Dans la cellule, il n'y avait pas de fenêtre. L'humidité ruisselait sur les murs sales de la petite cellule. Ils étaient probablement peint d'un jaune moutarde, mais avec le temps et l'humidité la plupart de murs étaient de couleur brune avec quelques taches vertes. De la moisissure ? Il n'y avait qu'un seul lit, et le matelas paraissait encore moins confortable que celui que j'avais au grenier. Tout était sale, usé, sombre. L'unique source de lumière était la petite ampoule du corridor, là ou les gardes s'échangeaient lors de leurs tours. L'odeur était tout aussi déplaisante que le lieux. Des effluves d'ammoniac et de transpiration frappaient mes narines qui n'étaient pas habituées à tel odeur violentes. Rapidement j'avais très mal à la tête, je voulais m'allonger sur le lit, mais vu son état j'avais peur qu'il cède sous mon poids, alors je m'assis sur la chaise en bois et appuya ma tête contre les barreaux qui me retenaient prisonnière d'une injustice. Je ne lui avais pas volé son satané bracelet. Bien sûr, elle m'avait averti, j'allais payé mon insolence... Mais me faire accuser d'un vol ? C'était un acte bien trop odieux pour être une simple vengeance. Comme prévu, le repas fut servi à 20:00 précise. Il s'agissait d'un quignon de pain sec, très sec avec de l'eau. Je bu le verre d'eau mais ne toucha pas au pain. J'essayai de rester éveillée, à tout moment monsieur Douglas ou monsieur Blunt, (bien que ce dernier soit fâché avec moi), pouvait venir payer la caution qui me rendrait ma liberté. Mais personne ne savait que j'étais dans ce trou à rat, personne sauf Rosalina et elle n'allait sûrement pas le dire à son fiancé.
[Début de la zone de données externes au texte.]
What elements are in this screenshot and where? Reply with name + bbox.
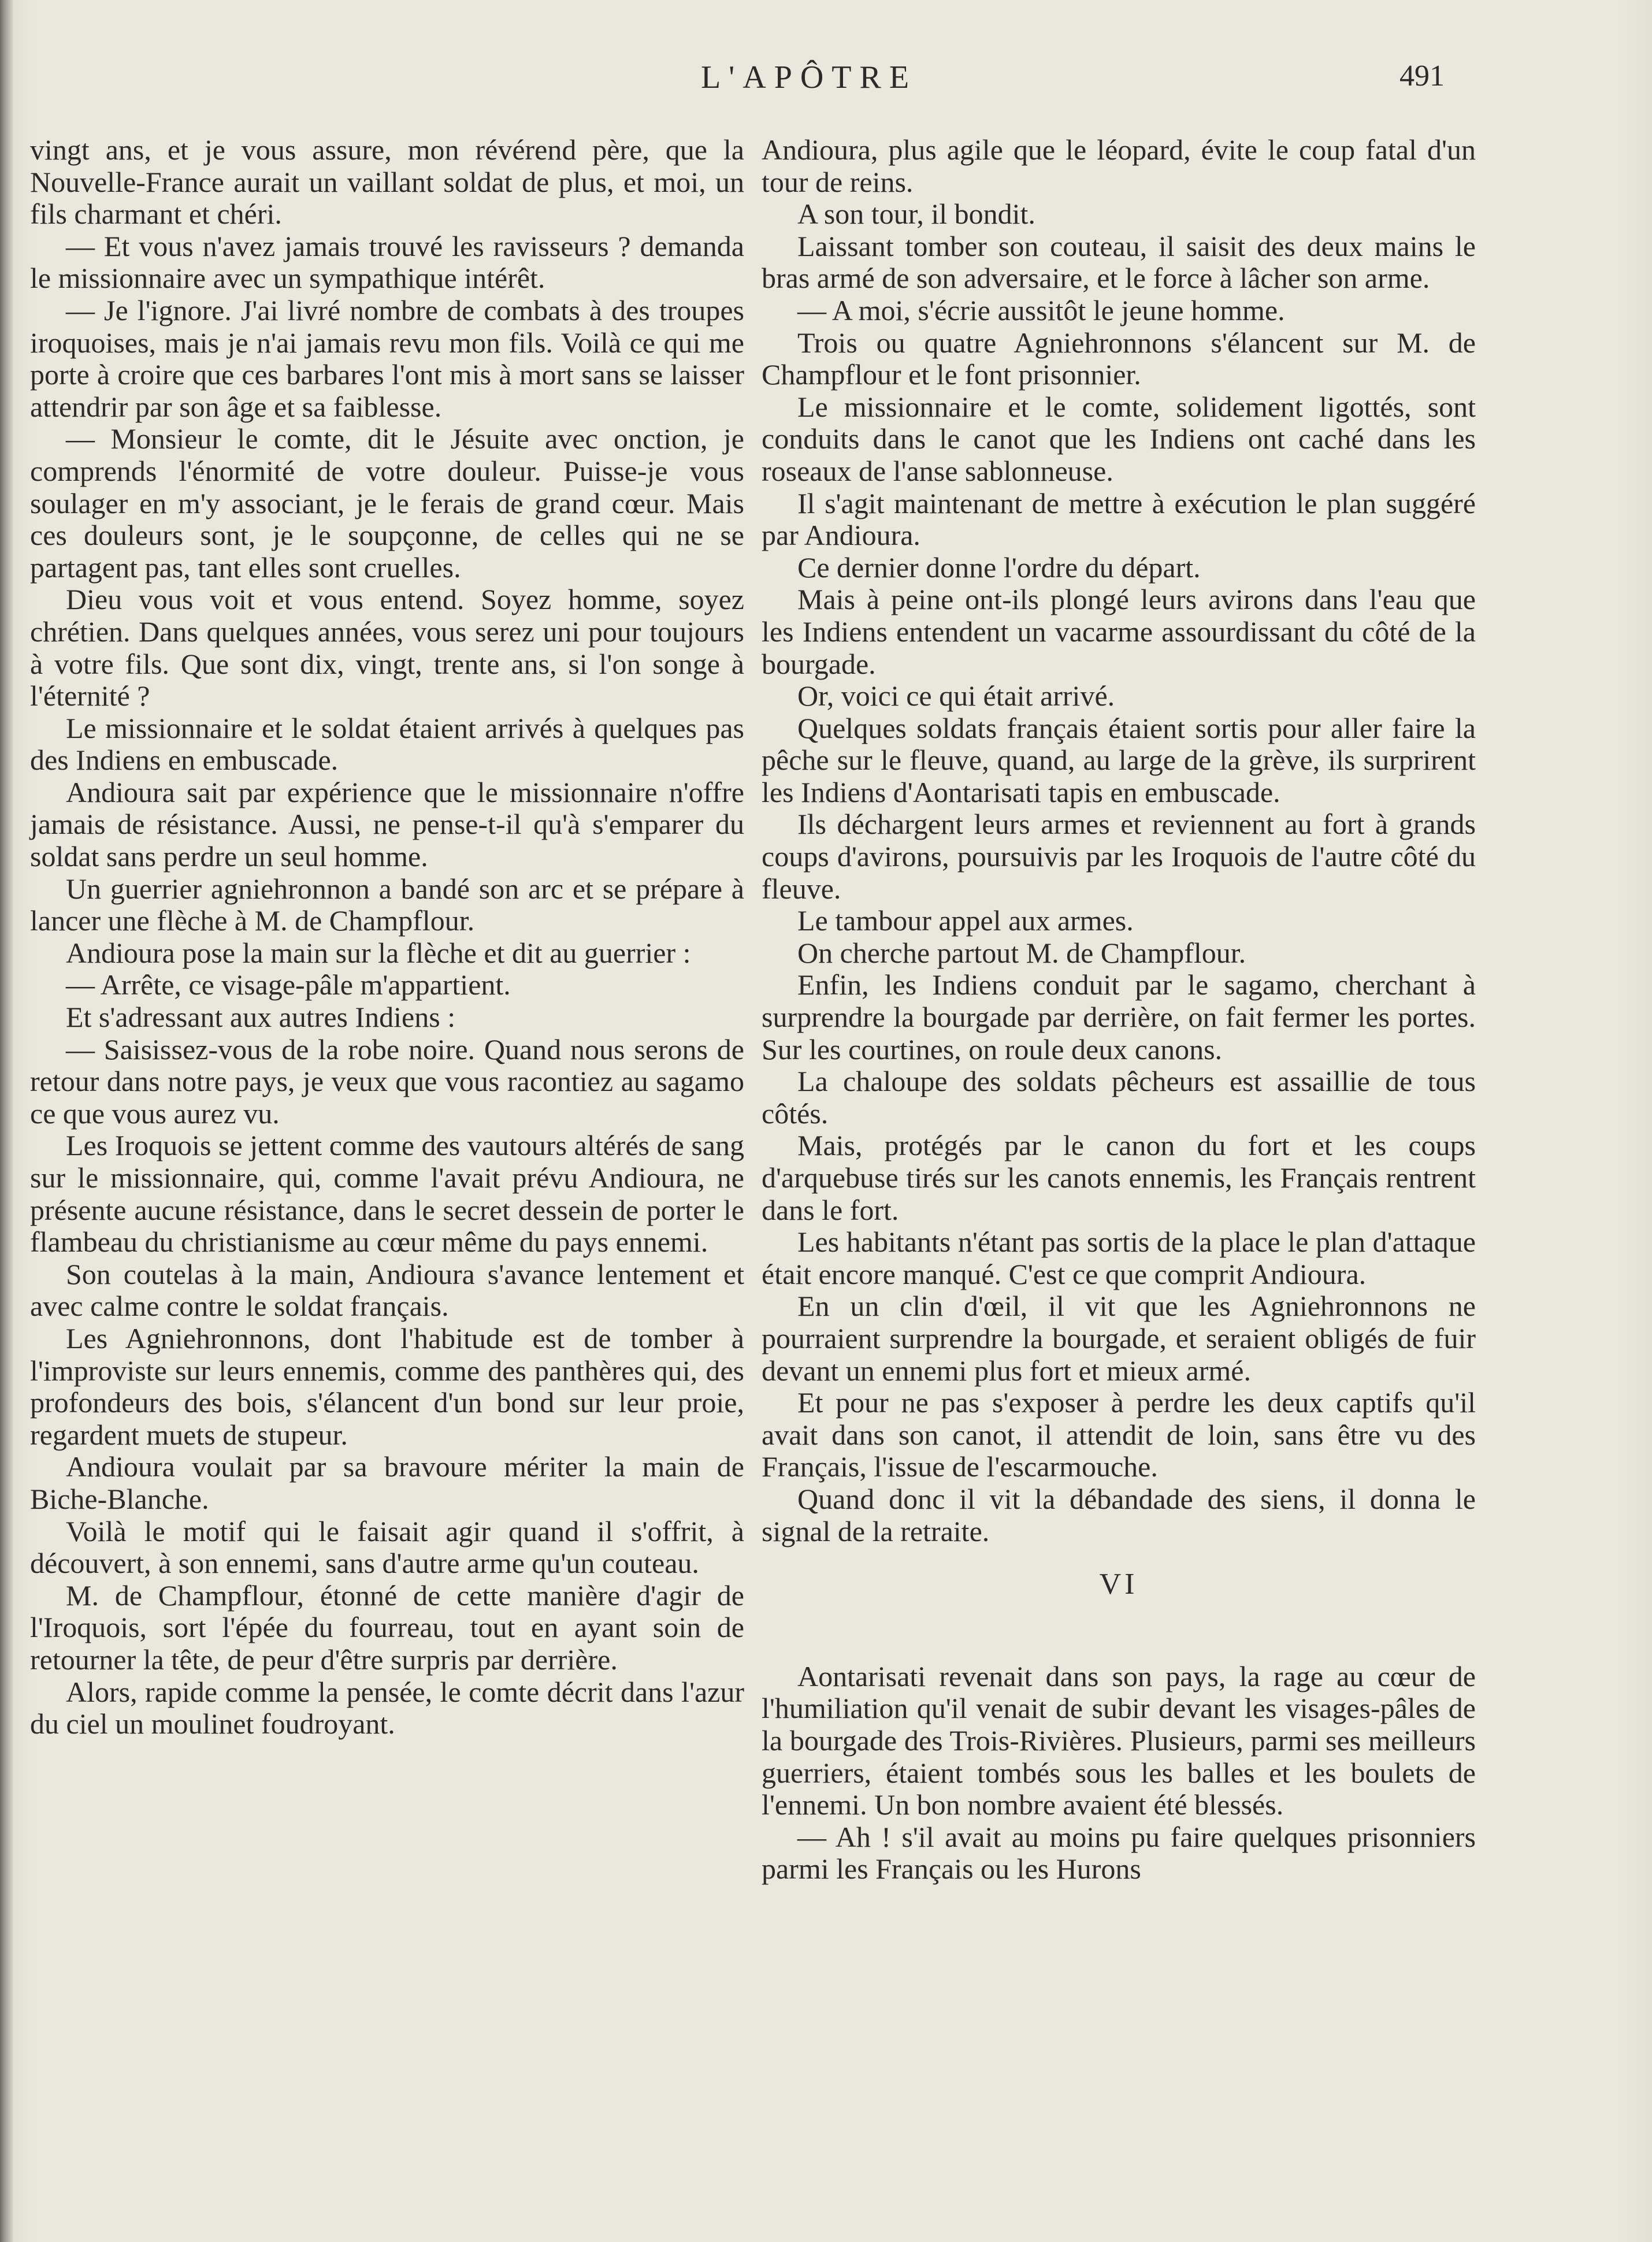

Le tic-tac de l'horloge ronde qui était suspendue au mur en face de ma cellule, résonnait dans ma tête et frappait mes tempes tel un marteau frappait une enclume. J'écoutais les pas que faisaient les gardes dans les corridors de la prison, et cela me rendait malade. J'avais mal à la tête et tout ces petits bruits ne faisait qu'empirer la douleur. Mais il n'y avait pas que le bruit. Le froid et l'humidité, eux mordaient ma peau, sans scrupule. Je frottais mes mains vainement pour me réchauffer, mais le bruit de friction résonnait dans mes oreilles.